- Church: Episcopal Church
- Diocese: Idaho
- Elected: February 1942
- In office: 1942–1957
- Predecessor: Frederick B. Bartlett
- Successor: Norman L. Foote

Orders
- Ordination: June 11, 1916 by Frederick Foote Johnson
- Consecration: April 29, 1942 by Arthur Moulton

Personal details
- Born: August 23, 1887 Dixon, Missouri, United States
- Died: October 31, 1963 (aged 76) Seattle, Washington, United States
- Buried: Morris Hill Cemetery, Boise
- Denomination: Anglican
- Parents: James Francis Rhea & Kathryn Milligan
- Spouse: Edith Hottenstein ​ ​(m. 1915; died 1930)​ Laura P. Wilson ​(m. 1963)​
- Children: 4

= Frank A. Rhea =

American bishop

Frank Archibald Rhea (September 26, 1887 – October 31, 1963) was bishop of the Episcopal Diocese of Idaho, serving from 1942 to 1968.

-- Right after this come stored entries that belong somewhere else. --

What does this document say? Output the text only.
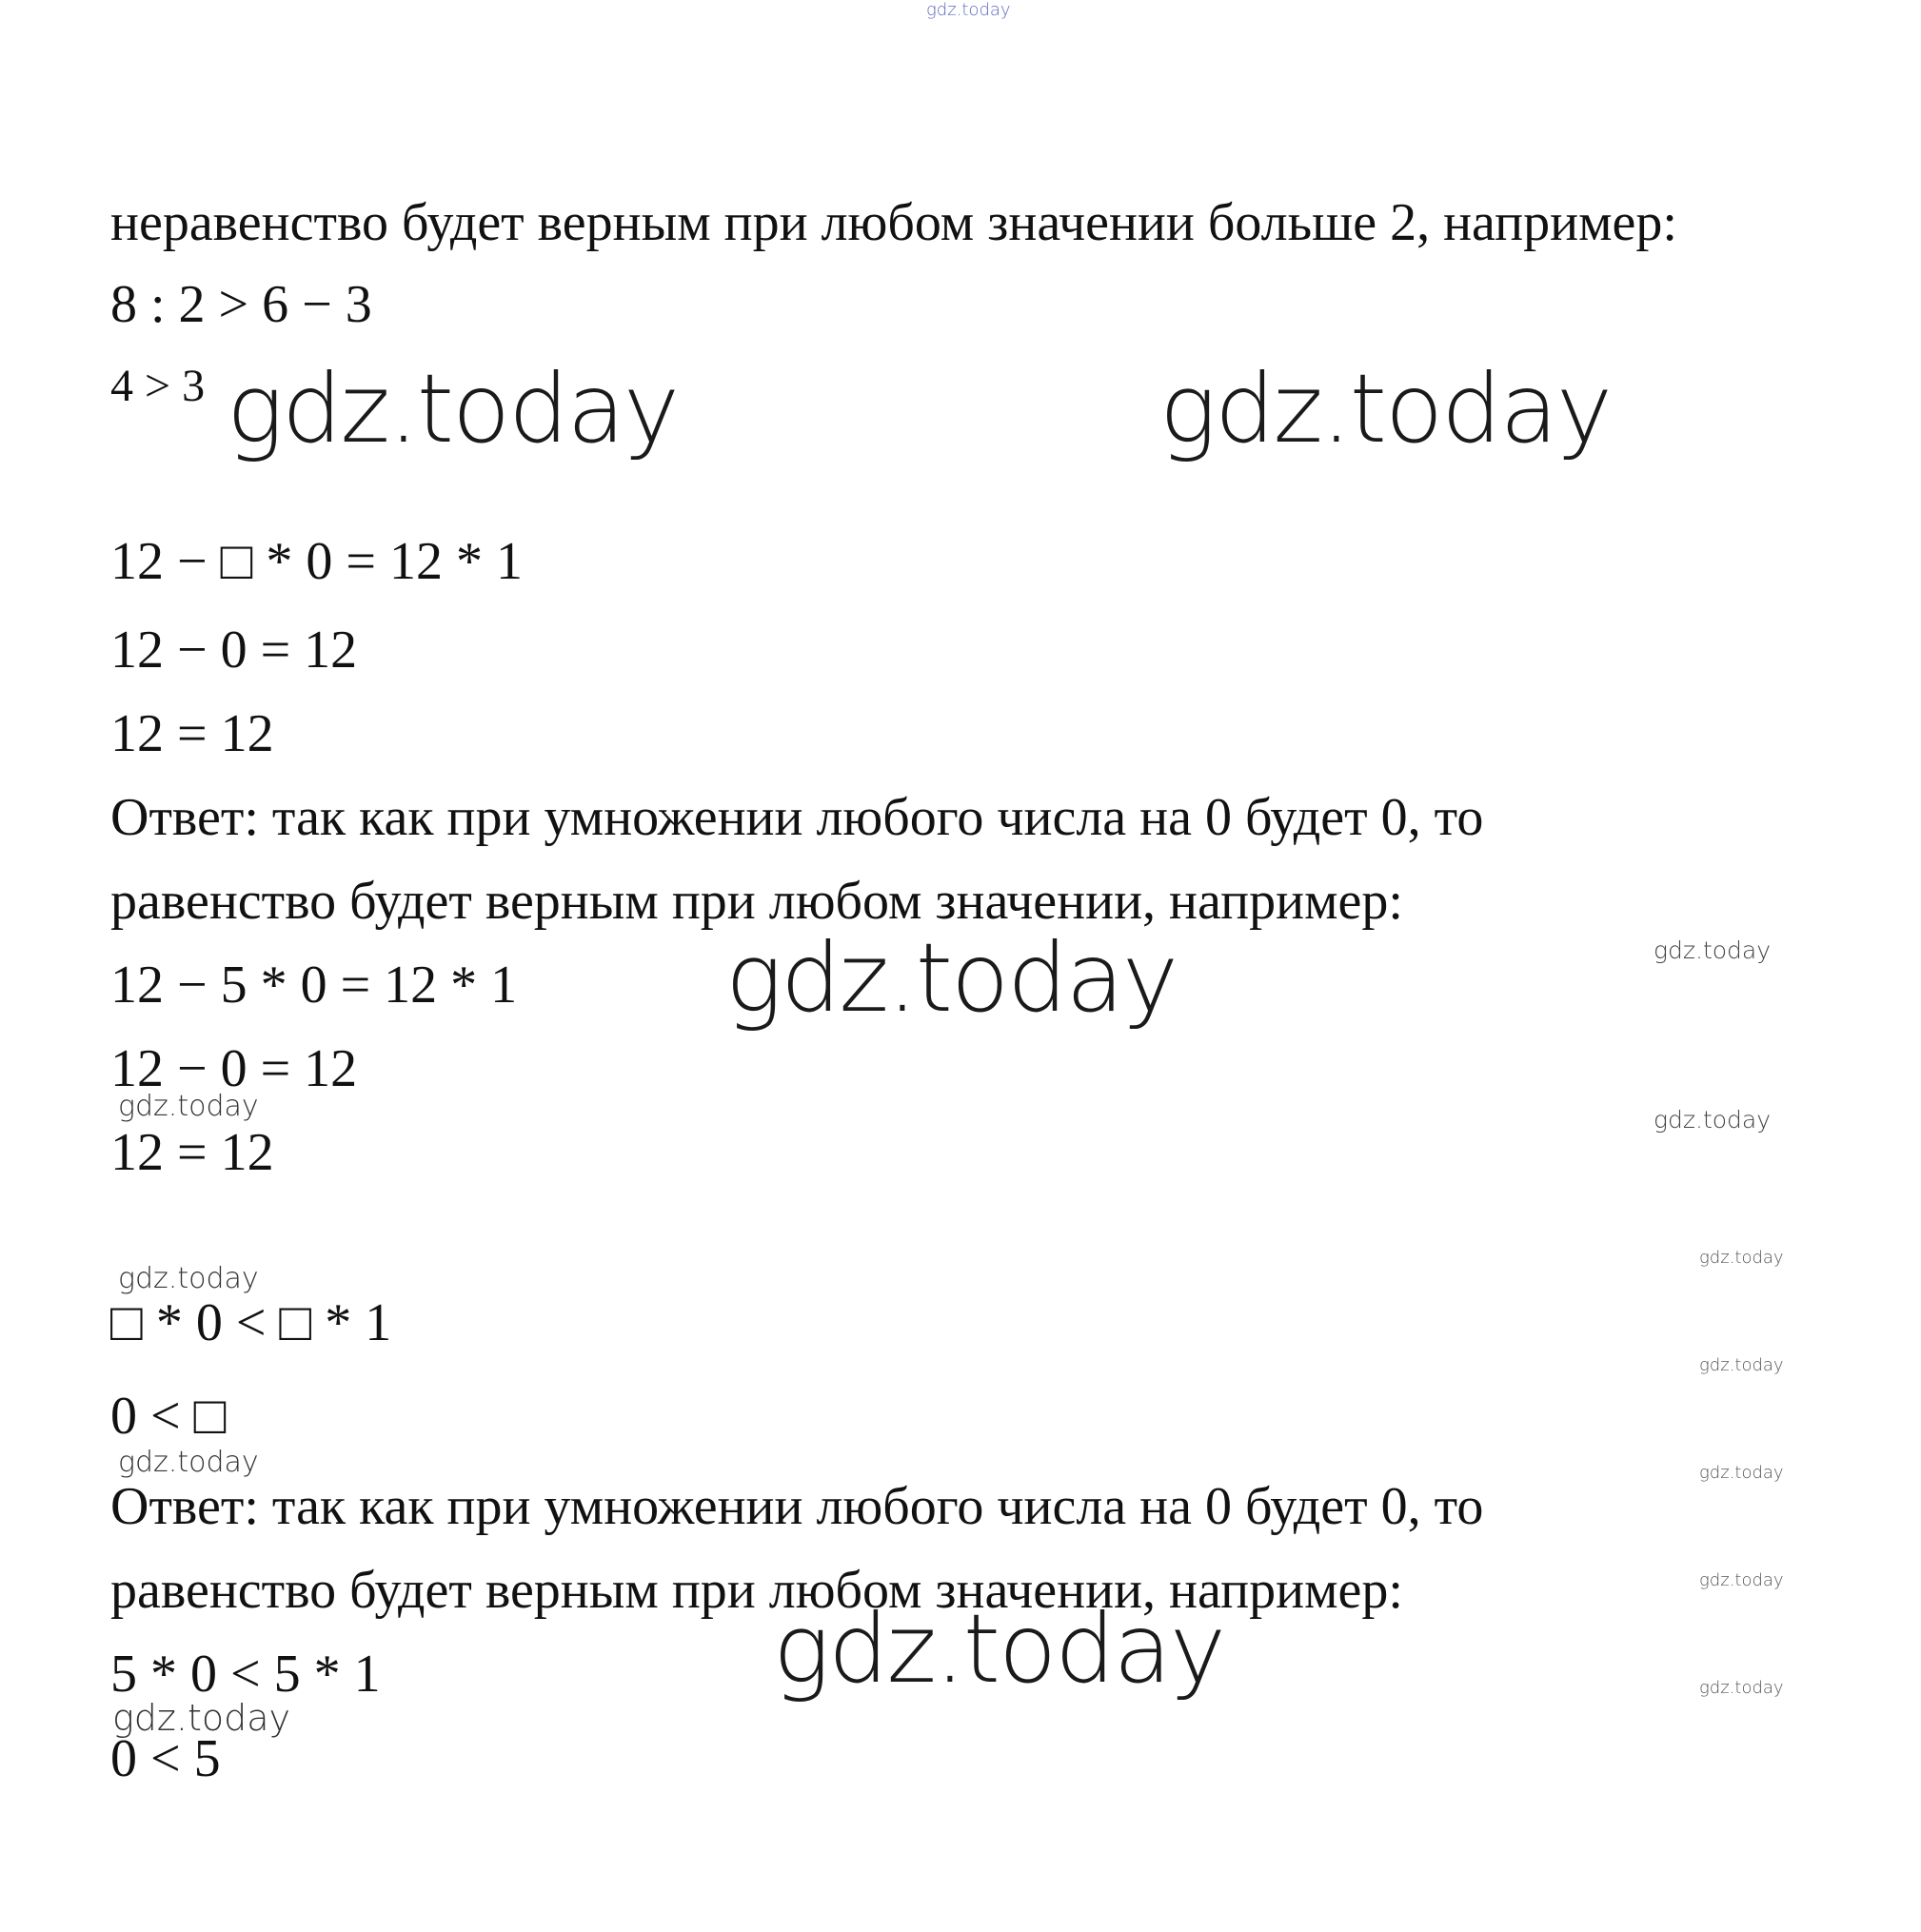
gdz.today
неравенство будет верным при любом значении больше 2, например:
8 : 2 > 6 − 3
4 > 3 gdz.today	gdz.today
12 − □ * 0 = 12 * 1
12 − 0 = 12
12 = 12
Ответ: так как при умножении любого числа на 0 будет 0, то
равенство будет верным при любом значении, например:
12 − 5 * 0 = 12 * 1
12 − 0 = 12
12 = 12
gdz.today
gdz.today
gdz.today	gdz.today
gdz.today
□ * 0 < □ * 1
0 < □
gdz.today
Ответ: так как при умножении любого числа на 0 будет 0, то
равенство будет верным при любом значении, например:
5 * 0 < 5 * 1
gdz.today
0 < 5
gdz.today
gdz.today
gdz.today
gdz.today
gdz.today
gdz.today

==Early life and education==
Rhea was born on September 26, 1887, in Dixon, Missouri, the son of James Francis Rhea and Kathryn Milligan. He attended Sewanee Military Academy and later graduated from St Stephen's College in 1912. He enrolled at the Berkeley Divinity School, from which he graduated with a Bachelor of Sacred Theology in 1915. He was awarded an honorary Doctor of Divinity from College of Idaho.

==Ordination==
Rhea was ordained deacon on June 2, 1915 by Bishop Chauncey B. Brewster of Connecticut, and priest on June 11, 1916 by the Coadjutor of Missouri Frederick Foote Johnson. He was appointed as priest in charge of the missions in Sisseton, South Dakota and chaplain of the army camps in the west of Texas. In 1918 he became rector of Trinity Church in Victoria, Texas while in 1919 he became in charge of the mission of the Incarnation in Texas. He transferred as rector of St Mark's Church in Beaumont, Texas in 1923, where he remained till 1928. In 1928 he was appointed Dean of St Michael's Cathedral in Boise, Idaho.

==Episcopacy==
Rhea was elected as missionary Bishop of Idaho in February 1942. He was consecrated on April 29, 1942, by Arthur Moulton, Bishop of Utah, in St Michael's Cathedral in Boise, Idaho. After retirement, Rhea served as pastor of Trinity Church in Seattle. He also acted as assistant bishop to the Bishop of Olympia. He retained his post till his retirement in 1957. Rhea died in his sleep on October 31, 1963.

==Family==
Rhea married Edith Hottenstein (1884-1930) with whom he had four daughters. Upon her death he married Canadian Laura Pearle Wilson (1902-1964) in 1936.